心理カウンセラーの給料・年収・収入

代表的な職場における平均給与

ひとくちに心理カウンセラーといっても、活躍の場は病院、学校、企業、福祉施設…などさまざまです。

人それぞれ勤務先が異なれば、それによって働き方や具体的な業務内容も違うため、給料や年収にも差が出てきます。

ここでは、心理カウンセラーの代表的な職場における給料の相場について紹介します。

学校でスクールカウンセラーとして働く場合

スクールカウンセラーの多くは、「非常勤職員」という立場で働きます。そのため、給料は月給制ではなく「時給制」が基本となっており、時給3,000円〜5,000円程度が相場といわれています。

非常勤であるために、月の稼ぎは15万円に届かないこともありますが、複数の学校での勤務を掛け持ちするような人は、比較的多くの収入を得ているようです。

企業で産業カウンセラーとして働く場合

産業カウンセラーは、勤務先となる企業の給与体系に応じて毎月固定の給与が支払われるのが一般的です。

平均年収は300〜400万円程度がボリュームゾーンといわれており、その企業に勤める他職種の人と同程度の給与になるものと考えられます。

ただし、大企業の人事職などに就いて昇進していくと、年収1000万円を超えることもあります。

病院のソーシャルワーカーとして働く場合

ソーシャルワーカーといっても多様な職場がありますが、その多くは「社会福祉士」あるいは「精神保健福祉士」という国家資格を取得したうえで働いています。

年収は300万円前後が相場といわれていますが、職場によっては専門職として手当を別途支給していたり、基本給自体を若干高めに設定されていることもあるようです。

資格があっても高収入が得られるとは限らない

心理カウンセラーという名称は実に広い意味を持っており、「心理学の知識を生かして人の相談にのる人」のこと全般を指すために使われることが多くなっています。

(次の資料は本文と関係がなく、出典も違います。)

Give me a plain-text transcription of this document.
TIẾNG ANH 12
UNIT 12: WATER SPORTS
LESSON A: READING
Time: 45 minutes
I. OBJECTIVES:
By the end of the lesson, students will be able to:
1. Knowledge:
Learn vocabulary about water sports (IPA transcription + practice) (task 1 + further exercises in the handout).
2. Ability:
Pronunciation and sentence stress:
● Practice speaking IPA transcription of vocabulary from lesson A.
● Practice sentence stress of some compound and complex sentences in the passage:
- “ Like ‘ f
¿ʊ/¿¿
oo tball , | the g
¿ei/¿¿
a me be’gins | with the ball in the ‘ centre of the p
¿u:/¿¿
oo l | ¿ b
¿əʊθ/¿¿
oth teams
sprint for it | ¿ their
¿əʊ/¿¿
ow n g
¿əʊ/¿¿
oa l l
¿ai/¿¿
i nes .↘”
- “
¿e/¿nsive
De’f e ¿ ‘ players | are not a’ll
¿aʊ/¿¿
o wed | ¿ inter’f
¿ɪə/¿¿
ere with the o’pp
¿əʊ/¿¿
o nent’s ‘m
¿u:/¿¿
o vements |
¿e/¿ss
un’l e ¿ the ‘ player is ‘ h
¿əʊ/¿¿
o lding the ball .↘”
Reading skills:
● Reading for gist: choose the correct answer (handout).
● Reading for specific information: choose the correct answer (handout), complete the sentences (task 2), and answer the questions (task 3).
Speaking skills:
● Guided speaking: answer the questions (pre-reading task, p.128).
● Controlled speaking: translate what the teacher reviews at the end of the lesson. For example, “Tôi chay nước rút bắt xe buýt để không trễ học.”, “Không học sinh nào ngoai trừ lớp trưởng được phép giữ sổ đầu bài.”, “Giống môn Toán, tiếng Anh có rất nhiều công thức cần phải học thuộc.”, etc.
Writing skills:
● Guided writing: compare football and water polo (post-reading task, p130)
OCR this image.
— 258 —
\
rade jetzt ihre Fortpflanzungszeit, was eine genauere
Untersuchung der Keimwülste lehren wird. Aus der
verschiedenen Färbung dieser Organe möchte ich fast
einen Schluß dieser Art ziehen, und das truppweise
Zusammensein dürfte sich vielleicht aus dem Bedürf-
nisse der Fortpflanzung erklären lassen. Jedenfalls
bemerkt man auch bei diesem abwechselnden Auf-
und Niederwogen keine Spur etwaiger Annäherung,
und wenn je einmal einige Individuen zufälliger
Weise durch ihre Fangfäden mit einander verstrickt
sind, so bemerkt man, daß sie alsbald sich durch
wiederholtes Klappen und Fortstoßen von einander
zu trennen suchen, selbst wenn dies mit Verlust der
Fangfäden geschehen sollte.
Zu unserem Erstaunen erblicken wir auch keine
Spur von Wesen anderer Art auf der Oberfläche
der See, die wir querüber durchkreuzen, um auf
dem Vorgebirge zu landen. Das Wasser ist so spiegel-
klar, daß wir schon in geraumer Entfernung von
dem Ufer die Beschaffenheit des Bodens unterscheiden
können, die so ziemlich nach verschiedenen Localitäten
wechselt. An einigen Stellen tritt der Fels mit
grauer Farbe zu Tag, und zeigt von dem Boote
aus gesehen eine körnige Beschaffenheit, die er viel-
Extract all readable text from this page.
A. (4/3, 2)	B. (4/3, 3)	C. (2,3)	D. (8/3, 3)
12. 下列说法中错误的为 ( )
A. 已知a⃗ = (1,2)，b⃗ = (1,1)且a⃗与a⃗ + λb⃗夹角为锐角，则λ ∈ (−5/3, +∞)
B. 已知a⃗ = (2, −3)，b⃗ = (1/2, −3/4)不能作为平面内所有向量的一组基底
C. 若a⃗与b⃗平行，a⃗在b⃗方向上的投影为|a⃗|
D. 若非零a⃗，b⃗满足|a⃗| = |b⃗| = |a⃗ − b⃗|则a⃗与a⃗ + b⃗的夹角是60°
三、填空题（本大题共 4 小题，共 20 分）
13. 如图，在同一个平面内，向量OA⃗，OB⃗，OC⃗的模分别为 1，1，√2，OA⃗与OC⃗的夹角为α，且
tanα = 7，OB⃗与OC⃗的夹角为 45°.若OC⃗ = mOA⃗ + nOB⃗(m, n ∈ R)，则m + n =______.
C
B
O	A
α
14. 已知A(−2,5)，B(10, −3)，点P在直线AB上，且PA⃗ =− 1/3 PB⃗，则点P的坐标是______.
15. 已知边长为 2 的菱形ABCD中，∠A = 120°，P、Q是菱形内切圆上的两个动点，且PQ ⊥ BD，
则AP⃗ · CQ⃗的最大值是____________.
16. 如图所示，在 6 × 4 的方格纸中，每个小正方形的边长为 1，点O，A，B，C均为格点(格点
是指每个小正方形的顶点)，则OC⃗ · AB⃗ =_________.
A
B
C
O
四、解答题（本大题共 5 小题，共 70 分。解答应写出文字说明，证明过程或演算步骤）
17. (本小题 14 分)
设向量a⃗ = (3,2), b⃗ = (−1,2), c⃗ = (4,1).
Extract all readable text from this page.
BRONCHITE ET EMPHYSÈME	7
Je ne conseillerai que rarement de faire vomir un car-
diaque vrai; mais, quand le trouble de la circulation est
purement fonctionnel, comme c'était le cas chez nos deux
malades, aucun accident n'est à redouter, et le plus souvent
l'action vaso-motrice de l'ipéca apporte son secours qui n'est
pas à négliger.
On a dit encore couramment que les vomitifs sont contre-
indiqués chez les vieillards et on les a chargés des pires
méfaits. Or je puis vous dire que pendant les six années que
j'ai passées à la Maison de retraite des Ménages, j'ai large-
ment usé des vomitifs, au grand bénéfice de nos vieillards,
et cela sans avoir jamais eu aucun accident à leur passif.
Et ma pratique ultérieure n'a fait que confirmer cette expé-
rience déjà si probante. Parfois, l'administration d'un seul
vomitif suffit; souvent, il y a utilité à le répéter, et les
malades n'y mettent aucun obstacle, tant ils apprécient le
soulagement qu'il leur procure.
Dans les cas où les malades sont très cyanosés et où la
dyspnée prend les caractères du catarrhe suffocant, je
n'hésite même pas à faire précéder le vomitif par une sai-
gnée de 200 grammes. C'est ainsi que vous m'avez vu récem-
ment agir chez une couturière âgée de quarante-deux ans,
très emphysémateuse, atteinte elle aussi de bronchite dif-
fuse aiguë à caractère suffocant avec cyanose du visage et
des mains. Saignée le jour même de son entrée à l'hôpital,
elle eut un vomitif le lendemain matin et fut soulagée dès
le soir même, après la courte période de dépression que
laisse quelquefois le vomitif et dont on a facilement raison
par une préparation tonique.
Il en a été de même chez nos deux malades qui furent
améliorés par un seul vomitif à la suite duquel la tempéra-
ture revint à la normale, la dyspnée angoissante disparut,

まだ国家資格がないことから、心理職が社会の中で確固たる立ち位置を築き上げたとはいえない面もあり、勤務先によって心理カウンセラーに対する価値の置き方や考え方も異なります。

そのため、心理カウンセラーの資格を持っていても、その資格の価値が給与に反映されていなかったり、あまり恵まれていない待遇で働かなくてはならないこともあります。

ただし、心理系の資格の中では最も難易度が高いとされる「臨床心理士」の資格が必要とされる職場においては、より良い給与が提示されることもあります。